# Caustic soda

General
Surname Caustic soda
Molecular formula NaOH
Brief description

colorless solution

External identifiers / databases
 CAS number 1310-73-2 ( sodium hydroxide ) Wikidata Q72090845
properties
Molar mass 39.997 g · mol -1
Physical state

liquid

safety instructions
GHS hazard labeling from  Regulation (EC) No. 1272/2008 (CLP) , expanded if necessary

danger

H and P phrases H: 290-314
P: 280-301 + 330 + 331-305 + 351 + 338-308 + 310
As far as possible and customary, SI units are used. Unless otherwise noted, the data given apply to standard conditions .

Sodium hydroxide is the name given to alkaline solutions of sodium hydroxide (NaOH) in water.

## properties

Sodium hydroxide dissolves very well in water with strong heat generation. An aqueous solution saturated at room temperature contains 1260 g sodium hydroxide per liter of water. Caustic soda is one of the most widely used laboratory and industrial chemicals . Concentrated caustic soda has a very corrosive effect on the skin and even very dilute caustic soda can damage the cornea of the eyes to such an extent that it leads to blindness.

One molar sodium hydroxide solution (a solution that contains one mole of NaOH (40 g) in one liter; corresponds to about 3.9% by weight) has a pH value of 14.

Mass fraction of NaOH in% by weight 4.0 10.0 20.0 30.0 40.0 50.0
Molecular concentration of NaOH in mol / l 1.04 2.77 6.09 9.95 14.30 19.05
Mass concentration of NaOH in g / l 41.7 110.9 243.8 398.3 572.0 762.2
Density of the solution in g / cm 3 1.043 1.109 1.219 1.328 1.430 1.524

## Extraction

Sodium hydroxide solution is usually by electrolysis of an aqueous sodium chloride - solution won.
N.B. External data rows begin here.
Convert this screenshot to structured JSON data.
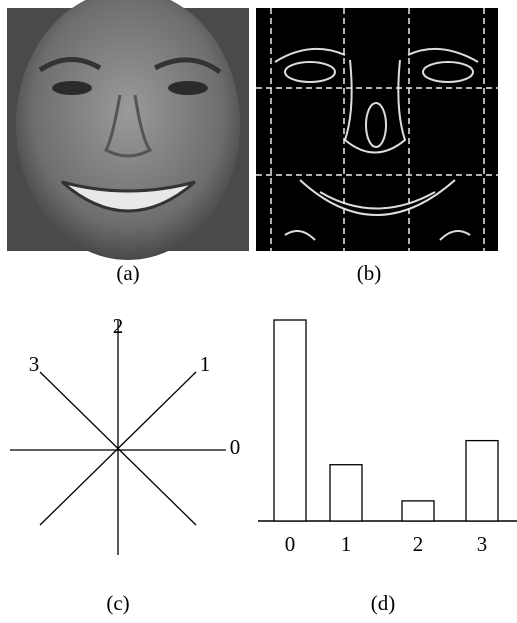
{
  "captions": [
    "(a)",
    "(b)",
    "(c)",
    "(d)"
  ],
  "direction_labels": [
    "0",
    "1",
    "2",
    "3"
  ],
  "chart_data": {
    "type": "bar",
    "categories": [
      "0",
      "1",
      "2",
      "3"
    ],
    "values": [
      10,
      2.8,
      1,
      4
    ],
    "color": "#ffffff"
  }
}
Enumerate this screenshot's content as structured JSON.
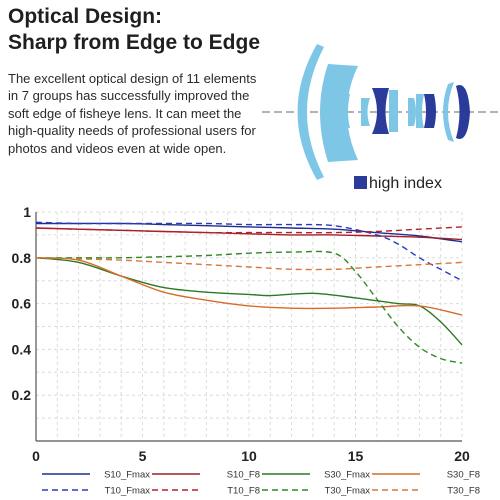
{
  "header": {
    "title_line1": "Optical Design:",
    "title_line2": "Sharp from Edge to Edge",
    "description": "The excellent optical design of 11 elements in 7 groups has successfully improved the soft edge of fisheye lens. It can meet the high-quality needs of professional users for photos and videos even at wide open."
  },
  "lens_diagram": {
    "legend_label": "high index",
    "colors": {
      "element": "#7ec6e6",
      "high_index": "#2b3b9a",
      "axis": "#999999"
    }
  },
  "chart_data": {
    "type": "line",
    "title": "",
    "xlabel": "",
    "ylabel": "",
    "xlim": [
      0,
      20
    ],
    "ylim": [
      0,
      1
    ],
    "x_ticks": [
      0,
      5,
      10,
      15,
      20
    ],
    "y_ticks": [
      1,
      0.8,
      0.6,
      0.4,
      0.2
    ],
    "grid": true,
    "legend_position": "bottom",
    "series": [
      {
        "name": "S10_Fmax",
        "color": "#1e2f8f",
        "dash": false,
        "x": [
          0,
          2,
          4,
          6,
          8,
          10,
          12,
          14,
          16,
          18,
          20
        ],
        "y": [
          0.95,
          0.95,
          0.95,
          0.945,
          0.94,
          0.935,
          0.93,
          0.925,
          0.91,
          0.895,
          0.87
        ]
      },
      {
        "name": "S10_F8",
        "color": "#a11f2a",
        "dash": false,
        "x": [
          0,
          2,
          4,
          6,
          8,
          10,
          12,
          14,
          16,
          18,
          20
        ],
        "y": [
          0.93,
          0.925,
          0.92,
          0.915,
          0.91,
          0.905,
          0.9,
          0.9,
          0.895,
          0.89,
          0.88
        ]
      },
      {
        "name": "S30_Fmax",
        "color": "#2a7a23",
        "dash": false,
        "x": [
          0,
          2,
          4,
          6,
          8,
          10,
          11,
          13,
          15,
          17,
          18,
          19,
          20
        ],
        "y": [
          0.8,
          0.78,
          0.72,
          0.67,
          0.65,
          0.64,
          0.635,
          0.645,
          0.625,
          0.6,
          0.59,
          0.52,
          0.42
        ]
      },
      {
        "name": "S30_F8",
        "color": "#d86a2a",
        "dash": false,
        "x": [
          0,
          2,
          4,
          6,
          8,
          10,
          12,
          14,
          16,
          18,
          20
        ],
        "y": [
          0.8,
          0.79,
          0.72,
          0.65,
          0.615,
          0.59,
          0.58,
          0.58,
          0.585,
          0.59,
          0.55
        ]
      },
      {
        "name": "T10_Fmax",
        "color": "#2a3bbd",
        "dash": true,
        "x": [
          0,
          2,
          4,
          6,
          8,
          10,
          12,
          14,
          16,
          17,
          18,
          19,
          20
        ],
        "y": [
          0.955,
          0.95,
          0.95,
          0.95,
          0.95,
          0.945,
          0.945,
          0.94,
          0.9,
          0.86,
          0.8,
          0.75,
          0.7
        ]
      },
      {
        "name": "T10_F8",
        "color": "#b81f2c",
        "dash": true,
        "x": [
          0,
          2,
          4,
          6,
          8,
          10,
          12,
          14,
          16,
          18,
          20
        ],
        "y": [
          0.93,
          0.925,
          0.92,
          0.915,
          0.91,
          0.91,
          0.91,
          0.91,
          0.915,
          0.925,
          0.935
        ]
      },
      {
        "name": "T30_Fmax",
        "color": "#2d8a24",
        "dash": true,
        "x": [
          0,
          2,
          4,
          6,
          8,
          10,
          12,
          14,
          15,
          16,
          17,
          18,
          19,
          20
        ],
        "y": [
          0.8,
          0.8,
          0.8,
          0.805,
          0.81,
          0.82,
          0.825,
          0.82,
          0.74,
          0.62,
          0.5,
          0.41,
          0.36,
          0.34
        ]
      },
      {
        "name": "T30_F8",
        "color": "#d6783a",
        "dash": true,
        "x": [
          0,
          2,
          4,
          6,
          8,
          10,
          12,
          14,
          16,
          18,
          20
        ],
        "y": [
          0.8,
          0.795,
          0.79,
          0.78,
          0.77,
          0.76,
          0.75,
          0.75,
          0.76,
          0.77,
          0.78
        ]
      }
    ],
    "legend_order": [
      [
        "S10_Fmax",
        "S10_F8",
        "S30_Fmax",
        "S30_F8"
      ],
      [
        "T10_Fmax",
        "T10_F8",
        "T30_Fmax",
        "T30_F8"
      ]
    ]
  }
}
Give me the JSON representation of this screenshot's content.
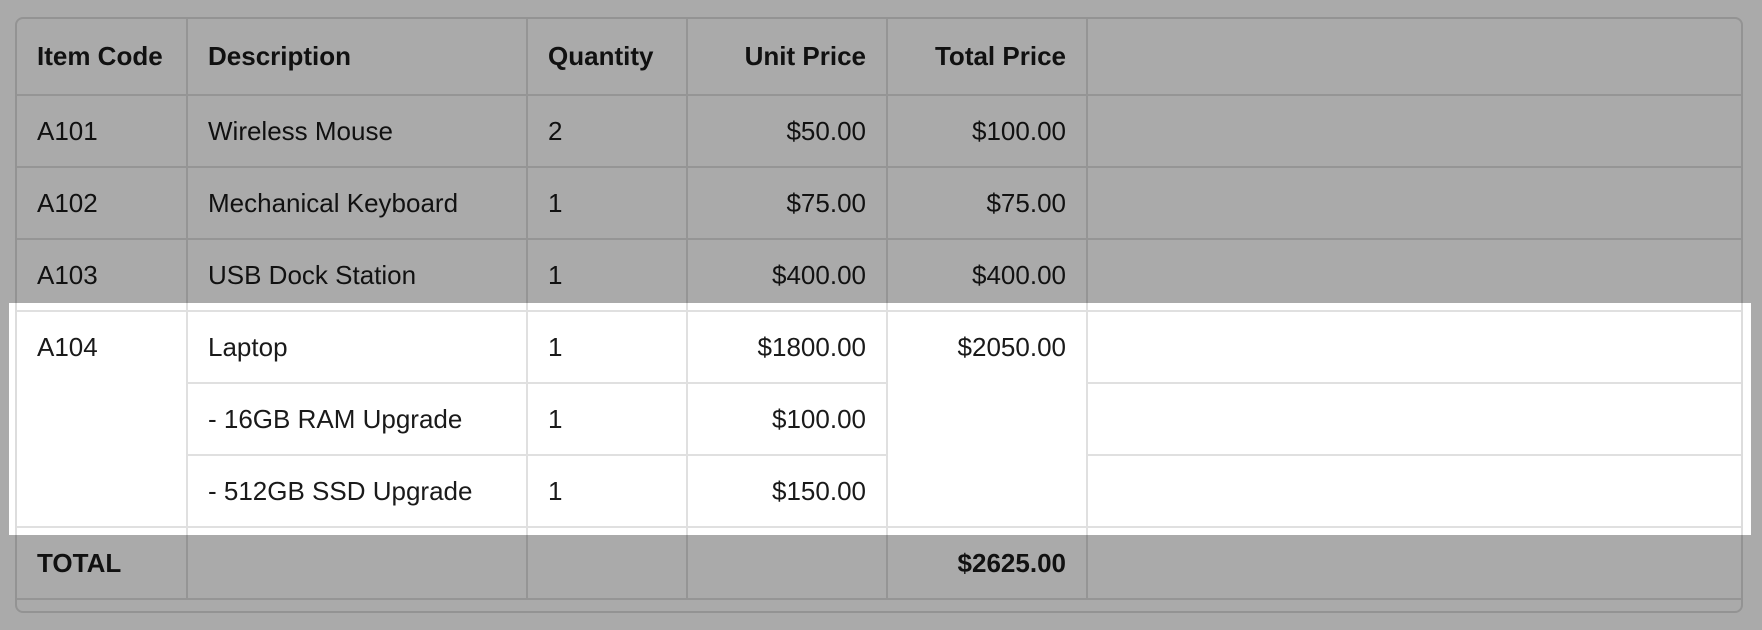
{
  "table": {
    "headers": [
      "Item Code",
      "Description",
      "Quantity",
      "Unit Price",
      "Total Price",
      ""
    ],
    "rows": [
      {
        "code": "A101",
        "description": "Wireless Mouse",
        "quantity": "2",
        "unit_price": "$50.00",
        "total_price": "$100.00"
      },
      {
        "code": "A102",
        "description": "Mechanical Keyboard",
        "quantity": "1",
        "unit_price": "$75.00",
        "total_price": "$75.00"
      },
      {
        "code": "A103",
        "description": "USB Dock Station",
        "quantity": "1",
        "unit_price": "$400.00",
        "total_price": "$400.00"
      }
    ],
    "group": {
      "code": "A104",
      "total_price": "$2050.00",
      "lines": [
        {
          "description": "Laptop",
          "quantity": "1",
          "unit_price": "$1800.00"
        },
        {
          "description": "- 16GB RAM Upgrade",
          "quantity": "1",
          "unit_price": "$100.00"
        },
        {
          "description": "- 512GB SSD Upgrade",
          "quantity": "1",
          "unit_price": "$150.00"
        }
      ]
    },
    "total": {
      "label": "TOTAL",
      "value": "$2625.00"
    }
  },
  "highlight": {
    "color": "#ffffff",
    "dim_overlay": "#aaaaaa"
  }
}
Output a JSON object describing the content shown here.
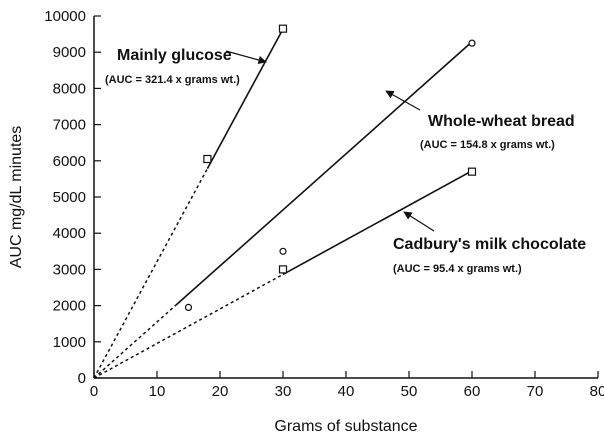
{
  "chart_data": {
    "type": "scatter",
    "title": "",
    "xlabel": "Grams of substance",
    "ylabel": "AUC mg/dL minutes",
    "xlim": [
      0,
      80
    ],
    "ylim": [
      0,
      10000
    ],
    "x_ticks": [
      0,
      10,
      20,
      30,
      40,
      50,
      60,
      70,
      80
    ],
    "x_tick_labels": [
      "0",
      "10",
      "20",
      "30",
      "40",
      "50",
      "60",
      "70",
      "80"
    ],
    "y_ticks": [
      0,
      1000,
      2000,
      3000,
      4000,
      5000,
      6000,
      7000,
      8000,
      9000,
      10000
    ],
    "y_tick_labels": [
      "0",
      "1000",
      "2000",
      "3000",
      "4000",
      "5000",
      "6000",
      "7000",
      "8000",
      "9000",
      "10000"
    ],
    "grid": false,
    "series": [
      {
        "name": "Mainly glucose",
        "annotation": "(AUC = 321.4 x grams wt.)",
        "marker": "square",
        "slope": 321.4,
        "points": [
          {
            "x": 18,
            "y": 6050
          },
          {
            "x": 30,
            "y": 9650
          }
        ],
        "solid_from_x": 18,
        "solid_to_x": 30
      },
      {
        "name": "Whole-wheat bread",
        "annotation": "(AUC = 154.8 x grams wt.)",
        "marker": "circle",
        "slope": 154.8,
        "points": [
          {
            "x": 15,
            "y": 1950
          },
          {
            "x": 30,
            "y": 3500
          },
          {
            "x": 60,
            "y": 9250
          }
        ],
        "solid_from_x": 13,
        "solid_to_x": 60
      },
      {
        "name": "Cadbury's milk chocolate",
        "annotation": "(AUC = 95.4 x grams wt.)",
        "marker": "square",
        "slope": 95.4,
        "points": [
          {
            "x": 30,
            "y": 3000
          },
          {
            "x": 60,
            "y": 5700
          }
        ],
        "solid_from_x": 30,
        "solid_to_x": 60
      }
    ]
  }
}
This method is called chlor-alkali electrolysis . Various technical processes can be used for this. The reaction equation for the overall reaction is:

${\ displaystyle \ mathrm {2 \, NaCl + 2 \, H_ {2} O \ rightarrow 2 \, NaOH + Cl_ {2} + H_ {2}}}$

This also produces chlorine . The chemical industry's great need for caustic soda has made a significant contribution to the development of chlorine chemistry .

Other metal salts can also be converted into their hydroxides by means of electrolysis . For example, if you use potassium chloride instead of sodium chloride, you get potassium hydroxide . Chloralkali electrolysis is an endothermic reaction . The energy required is supplied in the form of electricity.

Caustic soda can also be washed from red mud .

## storage

Sodium hydroxide solution should never be stored in vessels with ground glass stoppers. With the carbon dioxide from the air, sodium hydrogen carbonate is formed on the joint :

${\ displaystyle \ mathrm {NaOH + CO_ {2} \ longrightarrow NaHCO_ {3}}}$

This salt crust sticks the joint to the sleeve. In addition, sodium hydroxide attacks the most glasses, and therefore it above a concentration of 0.1 to n generally recommends an alkali- inert containers such. B. made of polyethylene , with screw cap or short-term rubber stopper if necessary. Glass vessels are completely out of the question for volumetric NaOH solutions.

## disposal

Like all alkalis, caustic soda must be neutralized with suitable acids before being discharged into the sewer system . If necessary, the concentration of the resulting salts must then be reduced by dilution. Small amounts, such as those that arise when using certain cleaning agents, only need to be diluted sufficiently.

## Individual evidence

1. ^ A b c d Hermann Hager: Hager's handbook of pharmaceutical practice for pharmacists, drug manufacturers, chemists, doctors and medical officials, second volume . Springer-Verlag, 2013, ISBN 978-3-642-49767-4 , p. 222 ( limited preview in Google Book search).
2. a b Entry on sodium hydroxide in the GESTIS substance database of the IFA , accessed on June 18, 2015(JavaScript required) .
3. Entry on sodium hydroxide in the Classification and Labeling Inventory of the European Chemicals Agency (ECHA), accessed on August 1, 2016. Manufacturers or distributors can expand the harmonized classification and labeling .
4. a b Entry on caustic soda. In: Römpp Online . Georg Thieme Verlag, accessed on August 1, 2015.
5. ^ Brockhaus ABC Chemie , VEB FA Brockhaus Verlag Leipzig 1965, p. 928.
6. ^ Axel Kleemann , Jürgen Engel, Bernd Kutscher and Dietmar Reichert: Pharmaceutical Substances , 4th edition (2000), 2 volumes published by Thieme-Verlag Stuttgart, ISBN 978-1-58890-031-9 ; online since 2003 with biannual additions and updates.